視線を周りに向ける。厩舎の中。柱、天井、柵。うん知ってる。剥げかけた塗装。充満する生き物の匂い。遠くで人の声がする。犬の声も。いつもの風景、のはず。けど、なんとなく違和感が……。なんだろう。
小柄な馬が何頭か自分と同じように飼葉桶に頭を突っ込んで食べているのも見える。一心不乱とはまさにこのことだなぁ。
馬か~。そういえば、小学校の頃に校外学習で近くの牧場に行ったなぁ~。懐かしい。白と茶のポニーがいてかわいかったんだよねぇ。撫でさせてもらって、餌をあげて。
一心不乱に餌を食べている馬たちの、さらに向こうでは飼育員さんが忙しそうに立ち回ってるのが見えた。若い飼育員さんがおじさんから何か言われて、元気よくはいと答えて、きびきびと立ち回っている。新人さんは大変だよ。
ふと視線を足元に向ける。すらりと伸びた白い足。あ、足先が少し汚れてる。そういえば、ユキちゃんもこんな感じで真っ白な毛色だった。お揃いじゃん。甘えん坊で自分から撫でられにくるけど、こっちから撫でるのはあんまりだった。よく前足をツンツンすると迷惑そうな顔でこっちをみたんだよね~。

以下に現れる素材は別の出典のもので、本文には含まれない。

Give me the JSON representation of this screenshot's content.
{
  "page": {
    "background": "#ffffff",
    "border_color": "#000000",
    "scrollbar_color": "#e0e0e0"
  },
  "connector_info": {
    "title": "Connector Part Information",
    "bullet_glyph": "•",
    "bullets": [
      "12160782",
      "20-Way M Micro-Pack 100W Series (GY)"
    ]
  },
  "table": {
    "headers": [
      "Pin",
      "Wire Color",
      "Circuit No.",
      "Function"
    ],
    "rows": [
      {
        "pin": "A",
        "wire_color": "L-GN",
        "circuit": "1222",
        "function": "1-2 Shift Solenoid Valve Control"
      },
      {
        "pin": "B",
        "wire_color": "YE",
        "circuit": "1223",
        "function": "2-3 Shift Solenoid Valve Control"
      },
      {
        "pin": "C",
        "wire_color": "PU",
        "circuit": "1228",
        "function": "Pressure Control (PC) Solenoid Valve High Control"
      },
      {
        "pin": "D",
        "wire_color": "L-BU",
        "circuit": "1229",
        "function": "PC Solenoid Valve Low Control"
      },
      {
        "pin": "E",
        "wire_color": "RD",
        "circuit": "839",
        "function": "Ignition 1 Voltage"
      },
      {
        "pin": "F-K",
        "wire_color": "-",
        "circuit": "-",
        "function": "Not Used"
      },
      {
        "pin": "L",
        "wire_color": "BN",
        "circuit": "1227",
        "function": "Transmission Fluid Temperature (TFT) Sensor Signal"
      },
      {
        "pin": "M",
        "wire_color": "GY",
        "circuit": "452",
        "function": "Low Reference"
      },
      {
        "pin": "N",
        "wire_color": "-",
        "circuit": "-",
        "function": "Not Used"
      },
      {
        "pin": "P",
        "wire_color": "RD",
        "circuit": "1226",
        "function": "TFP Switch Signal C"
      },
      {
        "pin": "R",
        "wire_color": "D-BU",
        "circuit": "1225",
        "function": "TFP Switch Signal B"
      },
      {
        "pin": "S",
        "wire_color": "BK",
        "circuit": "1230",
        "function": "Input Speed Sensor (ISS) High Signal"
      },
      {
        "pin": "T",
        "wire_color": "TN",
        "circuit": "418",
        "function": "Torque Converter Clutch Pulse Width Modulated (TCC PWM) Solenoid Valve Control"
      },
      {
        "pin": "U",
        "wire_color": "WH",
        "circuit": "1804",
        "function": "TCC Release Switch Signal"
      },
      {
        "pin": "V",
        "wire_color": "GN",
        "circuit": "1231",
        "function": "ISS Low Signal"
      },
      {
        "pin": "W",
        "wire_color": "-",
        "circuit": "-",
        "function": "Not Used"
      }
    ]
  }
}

懐かしい~。
うーん?
うーーん?
これは猫の足ではないな。
自分の足を動かしてみる。あ、動く。やっぱりこれは私の足なんだ。でも私の足ってこんなに細くて白かったっけ。たしかもっとこう、日焼けして女子高生らしからぬ色だったような。日焼け止めを何度塗っても効果が無かったから……。
視線をさ迷わせて後ろを振り返ると、そこには馬の胴体。
馬。
体を揺すってみると、それに合わせて白色の胴体も揺れる。おお、なかなかに立派な胴体。くびれとは全く無縁の……。ついでにお尻も振ってみるとこれまた白いしっぽがさらさらと揺れる。へぇ……。これがほんとのポニーテール……。
馬??????
「うそーーーーーーーーーーー???!!!!!」
と声に出したつもりだったけれど、厩舎内に響いたのは私のぶもぉ~という鳴き声だった。
なんだ?どうした?と飼育員さんたちが走ってやってくる。私の声に驚いた仔馬たちが食べるのを止めてぶももぶももと鳴き出して大合唱になった。
もう厩舎内はパニック状態。でも私の精神が崩壊寸前だった。現実と感情、今の記憶と古い記憶とが全て反発しあって私の脳内はもう何が何やら。天地がひっくり返ったかのような状態になってしまって、叫び声を止めるということにも思い至らない。
飼育員の人たちが目を丸くして私の側に駆け寄ってくると、どうどうと必死になだめようとする。大丈夫だから大丈夫だからという優しい声に、大丈夫じゃないし!としか思えなくて、私はたっぷり5分は絶叫してたと思う。それから、私は迷惑千万なことに、糸が切れた人形のように意識を手放してしまった。人間(馬?)キャパを超える出来事が起きると本当に気絶するんだなって、目覚めた後になって思った。